State of Fear

"The gas tank might explode..."

 

"I don't want to leave," he said. "I'm not leaving." His knuckles were white, gripping the wheel. Ahead, Sarah saw a clearing in the forest. It was a large clearing, with high, yellow grass.

 

A lightning bolt smashed down with a fearsome crack, shattering the side mirror, which blew apart like a bomb. A moment later, they heard a softwhump. The car tilted to one side. "Oh shit," Evans said. "It blew a tire."

 

"So much for the insulation," she said.

 

The car was now grinding, the underside scraping over a dirt rut, metal squealing.

 

"Peter," she said.

 

"All right, all right, just let me get to the clearing."

 

"I don't think we can wait."

 

But the rut ended, the road flattened, and Evans drove forward, creaking on the rim, into the clearing. Raindrops spattered the windshield. Above the grass, Sarah saw the roofs of wooden buildings bleached by the sun. It took her a moment to realize that this was a ghost town. Or a mining town.

 

Directly ahead was a sign, auroraville, pop. 82. Another lightning bolt crashed down, and Evans hit the sign, knocking it over.

 

"Peter, I think we're here."

 

"Okay, yeah, let me get a little closer--"

 

"Now, Peter!"

 

He stopped the car, and they flung open their doors in unison. Sarah threw herself bodily onto the ground, and another bolt crashed so close to her that the blast of hot air knocked her sideways and sent her rolling on the ground. The roar of the lightning was deafening.

 

She got up on hands and knees, and scrambled around to the back of the vehicle. Evans was on the other side of the SUV, yelling something, but she couldn't hear him. She examined the rear bumper. There was no attachment, no device.

 

There was nothing there.

 

But she had no time to think, because another bolt struck the back of the SUV, rocking it, and the rear window shattered, sprinkling her with shards of glass. She fought panic and scrambled forward, staying low as she moved around the SUV and through the grass toward the nearest building.

 

Evans was somewhere ahead, yelling to her. But she couldn't hear him over the rumbling thunder. She just didn't want another bolt, not now, if she could just go a few more seconds...

 

Her hands touched wood. A board.

 

A step.

 

She crawled forward quickly, pushing aside the grass, and now she saw a porch, a dilapidated building, and swinging from the roof a sign bleached so gray she couldn't see what it said. Evans was inside, and she scrambled forward, ignoring the splinters in her hands, and he was yelling, yelling.

 

And she finally heard what he was saying:

 

"Look out for the scorpions!"

 

They were all over the wooden porch--tiny, pale yellow, with their stingers in the air. There must have been two dozen. They moved surprisingly fast, scampering sideways, like crabs.

 

"Stand up!"

 

She got to her feet, and ran, feeling the arachnids crunch under her feet.
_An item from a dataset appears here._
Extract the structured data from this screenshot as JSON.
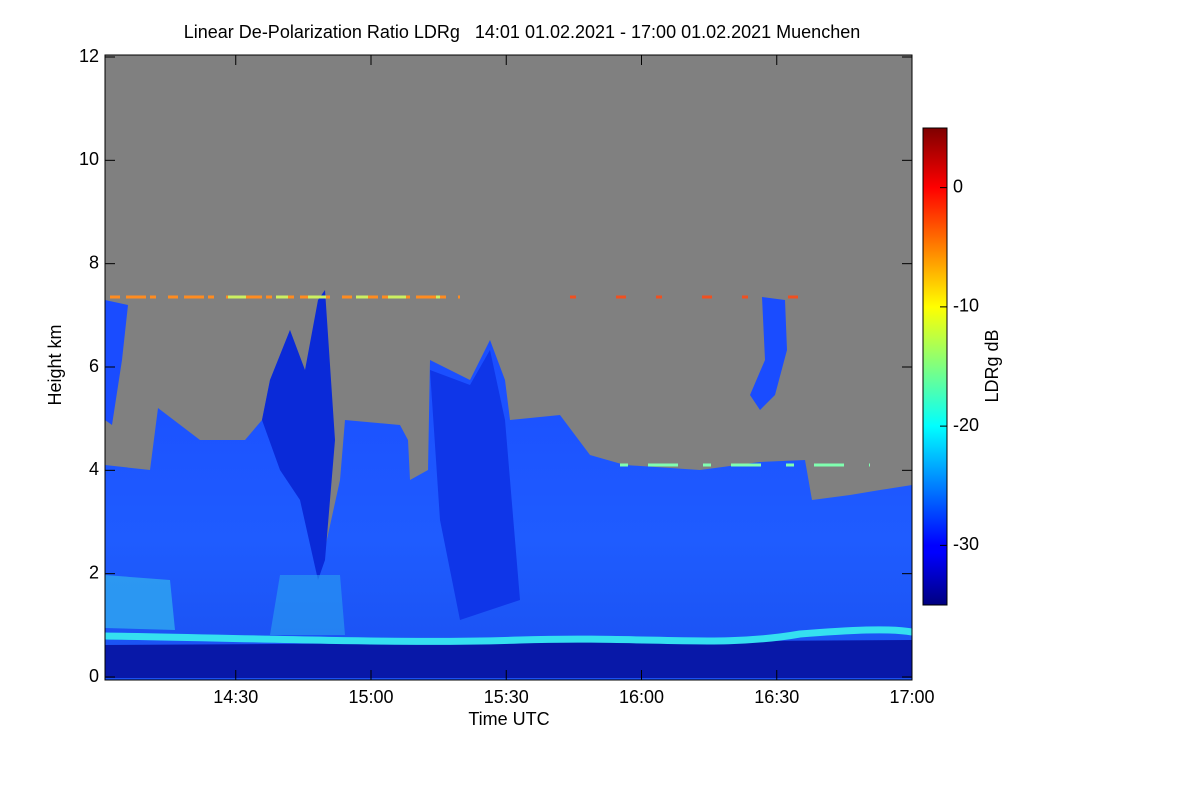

Another lightning bolt smashed into the building's roof, knocking down the sign, which fell in a cloud of dust onto the porch.

 

But then she was inside the building. And Evans was standing there, fists raised, yelling, "Yes! Yes! We did it!"

 

She was gasping for breath. "At least they weren't snakes," she said, chest heaving.

 

Evans said, "What?"

 

"There're always rattlers in these old buildings."

 

"Oh Jesus."

 

Outside, thunder rumbled.

 

And the lightning started again.

 

Through the shattered, grimy window Sarah was looking at the SUV, and thinking that now that they had left the car, there were no more lightning strikes on the SUV...thinking...nothing on the bumper...then why had the pickup nudged the SUV? What was the point? She turned to ask Evans if he had noticed--

 

And a lightning bolt blasted straight down through the roof, smashing it open to the dark sky, sending boards flying in all directions, and blasting into the ground right where she had been standing. The lightning left a blackened pattern of jagged streaks, like the shadow of a thorn bush on the floor. The ozone smell was strong. Wisps of smoke drifted up from the dry floorboards.

 

"This whole building could go," Evans said. He was already flinging a side door open, heading outside.

 

"Stay low," Sarah said, and followed him out.

 

The rain was coming down harder, big splattering drops that struck her back and shoulders as she ran to the next building. It had a brick chimney, and looked generally better built. But the windows were the same, broken and thickly coated with dust and grime.